Die genaue Dosierung sollte stets individuell und unter ärztlicher Aufsicht festgelegt werden.
Sicherheit und Nebenwirkungen
GHK-Cu gilt als gut verträglich und sicher. Bei topischer Anwendung sind Hautreizungen oder Rötungen in seltenen Fällen möglich. Bei injizierbaren Formen kann es an der Einstichstelle zu lokalen Reaktionen kommen. Eine Überladung des Körpers mit Kupfer (Kupfertoxizität) ist bei sachgemässer Anwendung in therapeutischen Dosierungen nicht zu erwarten, sollte jedoch bei Personen mit Kupferstoffwechselstörungen (z. B. Morbus Wilson) beachtet werden. Eine ärztliche Beratung vor der Anwendung wird empfohlen.
Quellen
- Pickart L, Margolina A. Regenerative and Protective Actions of the GHK-Cu Peptide in the Light of the New Gene Data. International Journal of Molecular Sciences. 2018;19(7):1987.

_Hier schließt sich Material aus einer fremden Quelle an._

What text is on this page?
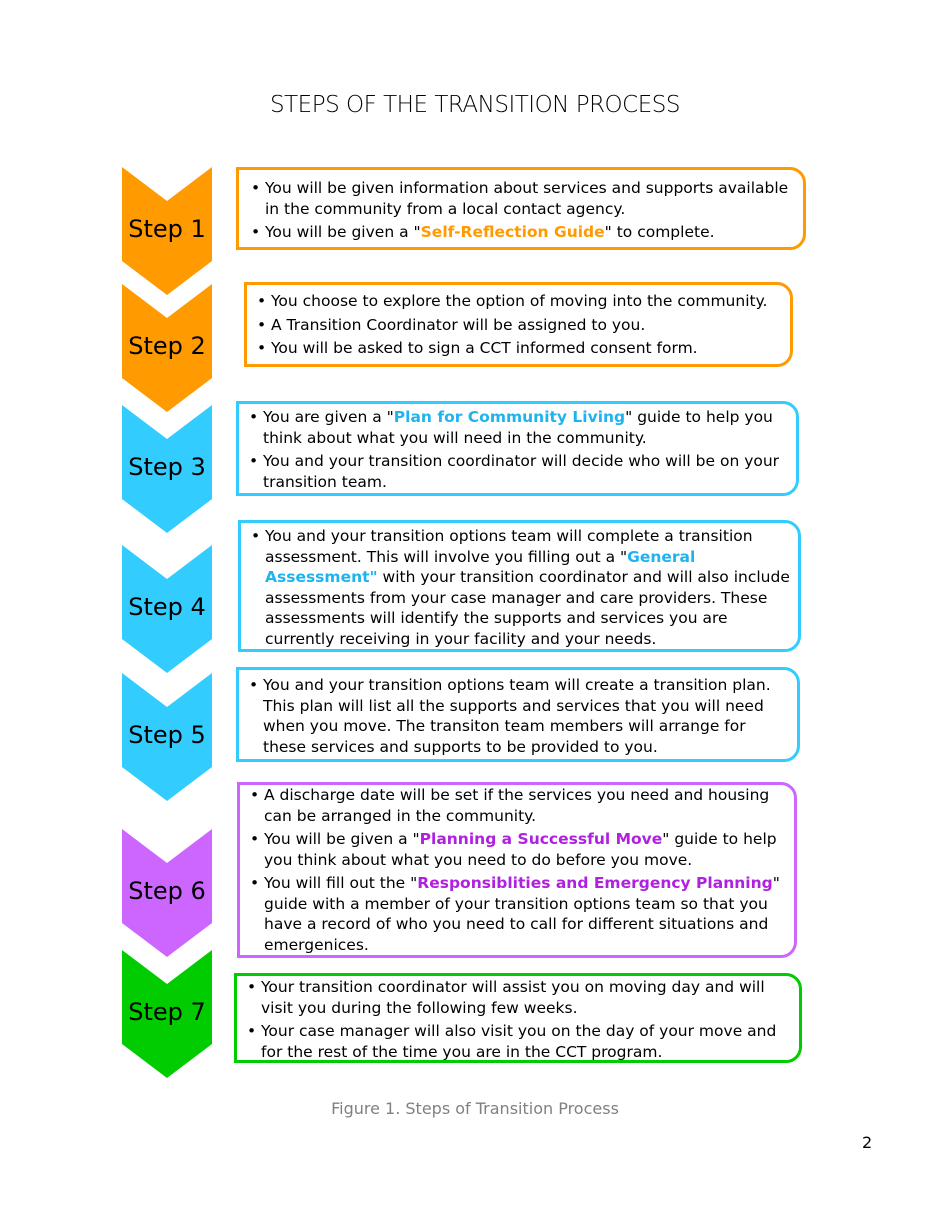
STEPS OF THE TRANSITION PROCESS
Step 1
• You will be given information about services and supports available in the community from a local contact agency.
• You will be given a "Self-Reflection Guide" to complete.
Step 2
• You choose to explore the option of moving into the community.
• A Transition Coordinator will be assigned to you.
• You will be asked to sign a CCT informed consent form.
Step 3
• You are given a "Plan for Community Living" guide to help you think about what you will need in the community.
• You and your transition coordinator will decide who will be on your transition team.
Step 4
• You and your transition options team will complete a transition assessment. This will involve you filling out a "General Assessment" with your transition coordinator and will also include assessments from your case manager and care providers. These assessments will identify the supports and services you are currently receiving in your facility and your needs.
Step 5
• You and your transition options team will create a transition plan. This plan will list all the supports and services that you will need when you move. The transiton team members will arrange for these services and supports to be provided to you.
Step 6
• A discharge date will be set if the services you need and housing can be arranged in the community.
• You will be given a "Planning a Successful Move" guide to help you think about what you need to do before you move.
• You will fill out the "Responsiblities and Emergency Planning" guide with a member of your transition options team so that you have a record of who you need to call for different situations and emergenices.
Step 7
• Your transition coordinator will assist you on moving day and will visit you during the following few weeks.
• Your case manager will also visit you on the day of your move and for the rest of the time you are in the CCT program.
Figure 1. Steps of Transition Process
2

- Pickart L, Vasquez-Soltero JM, Margolina A. GHK Peptide as a Natural Modulator of Multiple Cellular Pathways in Skin Regeneration. BioMed Research International. 2015;2015:648108.
- Gorouhi F, Maibach HI. Role of topical peptides in preventing or treating aged skin. International Journal of Cosmetic Science. 2009;31(5):327-345.